Ce roman datant de 1970 n'est sans doute pas le plus marquant de son auteur, c'est une pièce un peu à part dans l'oeuvre foisonnante de
Inoue Yasushi. Son titre français ne traduit pas du tout le titre original japonais, « Keyaki no ki », qui serait plutôt « le bois de keyaki ». Cette précision est cruciale, car le keyaki, un arbre qu'on appelle aussi l'orme japonais est aussi central dans ce livre que le personnage humain principal, Ushioda, Ki-itchiro de son prénom.
Inoue nous apprend que le keyaki est un arbre qui peut vivre extrêmement longtemps, et plus il est vieux, plus il permet de fabriquer de beaux meubles de tradition japonaise. du coup, s'en procurer de bons est difficile, et de plus en plus car il est victime de la pollution, au point qu'il faut largement l'importer d'autres contrées où s'étend son aire d'implantation.

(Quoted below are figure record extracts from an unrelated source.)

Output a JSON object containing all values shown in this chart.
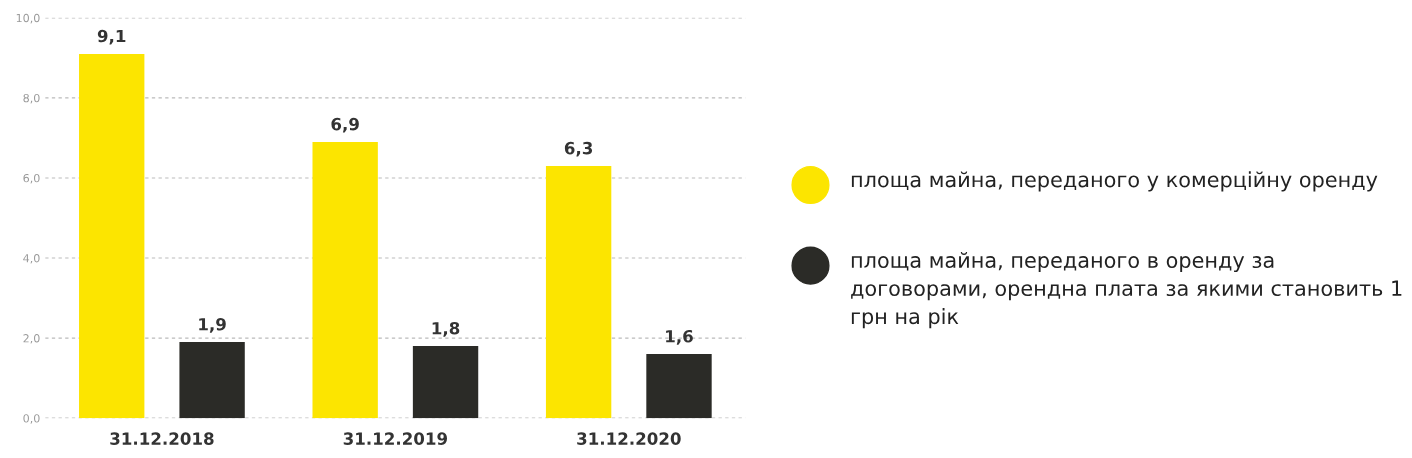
{
  "chart_data": {
    "type": "bar",
    "categories": [
      "31.12.2018",
      "31.12.2019",
      "31.12.2020"
    ],
    "series": [
      {
        "name": "площа майна, переданого у комерційну оренду",
        "color": "#fce500",
        "values": [
          9.1,
          6.9,
          6.3
        ],
        "value_labels": [
          "9,1",
          "6,9",
          "6,3"
        ]
      },
      {
        "name": "площа майна, переданого в оренду за договорами, орендна плата за якими становить 1 грн на рік",
        "color": "#2b2b27",
        "values": [
          1.9,
          1.8,
          1.6
        ],
        "value_labels": [
          "1,9",
          "1,8",
          "1,6"
        ]
      }
    ],
    "ylim": [
      0,
      10
    ],
    "yticks": [
      {
        "value": 0,
        "label": "0,0"
      },
      {
        "value": 2,
        "label": "2,0"
      },
      {
        "value": 4,
        "label": "4,0"
      },
      {
        "value": 6,
        "label": "6,0"
      },
      {
        "value": 8,
        "label": "8,0"
      },
      {
        "value": 10,
        "label": "10,0"
      }
    ],
    "grid": "y",
    "legend": "right",
    "marker": "circle"
  }
}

Monsieur Ushioda, 57 ans, est chef d'une grande entreprise de Tôkyô. Très occupé par ses fonctions, il aspire à avoir un peu de temps pour lui le dimanche, mais c'est bien difficile, il est tout le temps dérangé par des coups de fil et visites intempestives, que gère sa femme Mitsuko. Les deux, et leurs trois enfants, deux garçons et une fille qui vivent encore en grande partie chez leurs parents, prennent un malin plaisir à s'envoyer des remarques acides et mesquines. Les enfants prennent le parti de leur mère pour trouver leur père un poil dépassé par l'évolution de la société, 1968 est passé par là comme partout ailleurs. le loisir favori de Ki-itchiro, souvent inspiré par les échanges avec sa femme, ses enfants, sa lecture des faits divers, est d'écrire des billets d'humeur dans un journal. Il est aussi très sollicité, qui par un vieil ami pour être témoin de mariage de son fils, qui par ses propres rêves, parfois éveillés, ou un ami mort vient lui parler jusqu'à pousser Ki-itchiro à lui rendre visite au cimetière à deux heures de là d'autoroute !
Mais la visite qui va tout changer est celle d'un vieillard, Yasumi, qui a créé à Tôkyô une association de défense des keyakis, attaqués par la pollution et par l'urbanisation à outrance qui les menacent de disparition. Ki-itchiro et sa femme se trouvent entraînés dans une longue, très longue visite des sites Tokyoïtes des plus beaux keyakis. Au début, la politesse les contraints quelque peu à se coltiner l'intarissable Yasumi, mais peu à peu, Ki-itchiro va se prendre au jeu…
Il ne se passe pas grand-chose de très fondamental dans ce roman, et le dénouement de la maigre intrigue n'a rien de révolutionnaire. Il comporte cependant plusieurs points d'intérêt. Déjà, l'humour sous-jacent, un peu à l'anglaise, dans les échanges entre Ki-itchiro et sa femme notamment. C'est un vieux couple, les piques fusent, mais on sait se tenir, point d'engueulades, ici on est chez des japonais, et bourgeois de surcroît. Un clin d'oeil aussi lorsque Ki-itchiro savoure la mésentente flagrante du jeune couple dont il a assisté au mariage un mois plus tôt, lorsqu'il les revoit en panne au bord d'une route. La femme ne s'en laisse pas compter, le mari va devoir faire son éducation…Pas de doute, on est au Japon machiste, et Ki-itchiro amusé les projette certainement en vieux couple aigri comme le sien désormais ! Intéressant aussi quand on voit l'évolution du pays, sa modernisation, la perte de coutumes devenues un peu ésotériques…Ki-itchiro va aussi se découvrir un contradicteur acharné qui démonte systématiquement ses billets. Piqué dans son orgueil, en colère, il va le rencontrer…pour se rendre à l'évidence au vu du contexte, il ne peut que faire amende honorable…
Inoue nous montre des personnages parfois un peu dépassés par ces changements, mais souvent pas si mécontents. Autant par son style, comme toujours à la fois simple et non dénué d'élégance, que sur le fond, il se montre en cela plus moderne et optimiste qu'un Kawabata tellement nostalgique du Japon ancien. Sur le fond, son discours est d'une étonnante actualité, il faut défendre les arbres, ces sentinelles de la santé de notre environnement. Et son ton teinté d'humour dédramatise le couple, et la vie, incitant à en profiter un peu et ne pas se prendre trop au sérieux !
Sous ses airs de comédie, ce roman est d'une lecture plutôt agréable, même si certains passages son longuets. Sans être inoubliable, il dévoile une nouvelle facette de l'oeuvre d'
Inoue, ce grand écrivain aux mille visages.